Но либералы не боролись даже за собственные дурацкие программы. Да и в любом случае, свободы не добьешься подобными способами. Нынешние наши требования достаточно ясны, это скорее социальные требования, чем экономические; ибо в отсутствие преобразований более глубоких, простые экономические перемены, предлагаемые и проповедуемые социалистами, недостаточны, чтобы покончить с цивилизованным людоедством, самодержавием, религией, судопроизводством, правительствами, нравственностью и повседневными привычками. Устоявшаяся частная жизнь граждан тоже должна перемениться. ..

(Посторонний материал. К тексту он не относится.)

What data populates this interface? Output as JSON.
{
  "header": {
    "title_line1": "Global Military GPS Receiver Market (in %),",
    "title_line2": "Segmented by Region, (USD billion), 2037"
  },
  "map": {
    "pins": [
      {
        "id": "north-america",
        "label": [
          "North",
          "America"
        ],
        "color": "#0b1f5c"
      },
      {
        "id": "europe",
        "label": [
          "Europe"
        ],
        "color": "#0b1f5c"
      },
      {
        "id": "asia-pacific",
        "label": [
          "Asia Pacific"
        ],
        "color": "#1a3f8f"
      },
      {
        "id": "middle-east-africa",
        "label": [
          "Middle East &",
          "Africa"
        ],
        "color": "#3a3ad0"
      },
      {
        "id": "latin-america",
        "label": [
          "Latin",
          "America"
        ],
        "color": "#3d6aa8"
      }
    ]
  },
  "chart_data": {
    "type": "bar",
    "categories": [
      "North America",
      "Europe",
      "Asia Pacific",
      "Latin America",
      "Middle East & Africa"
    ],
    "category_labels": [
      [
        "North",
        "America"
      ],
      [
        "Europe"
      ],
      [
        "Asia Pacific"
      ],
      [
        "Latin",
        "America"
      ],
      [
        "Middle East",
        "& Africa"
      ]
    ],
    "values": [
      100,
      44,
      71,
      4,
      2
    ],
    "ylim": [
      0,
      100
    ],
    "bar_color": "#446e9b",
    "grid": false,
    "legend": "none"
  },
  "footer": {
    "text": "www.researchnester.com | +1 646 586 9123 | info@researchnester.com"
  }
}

«И не странно ли, что человек, освобожденный новой наукой от нищеты и от несправедливого стяжания, – все же не делался свободным человеком, а как-то затерялся в общине? Хоть это лучше, нежели человек-машина, человек-снаряд, но все же оно тесно, неудовлетворительно. Понять всю ширину и действительность, понять всю святость прав личности и не разрушить, не раздробить на атомы общество – самая трудная социальная задача. Ее разрешит, вероятно, сама история для будущего, в прошедшем она никогда не была разрешена»ъ.

Науке с этим не сладить (расе, Сен-Симон), и ополчаться на безудержную промышленную конкуренцию бесполезно, и бессмысленно проповедовать искоренение бедности – если все это кончится лишь слиянием личностей в единую, монолитную, гнетущую общину – в ««каторжное равенство», бывшее столь милым сердцу Гракха Бабефа.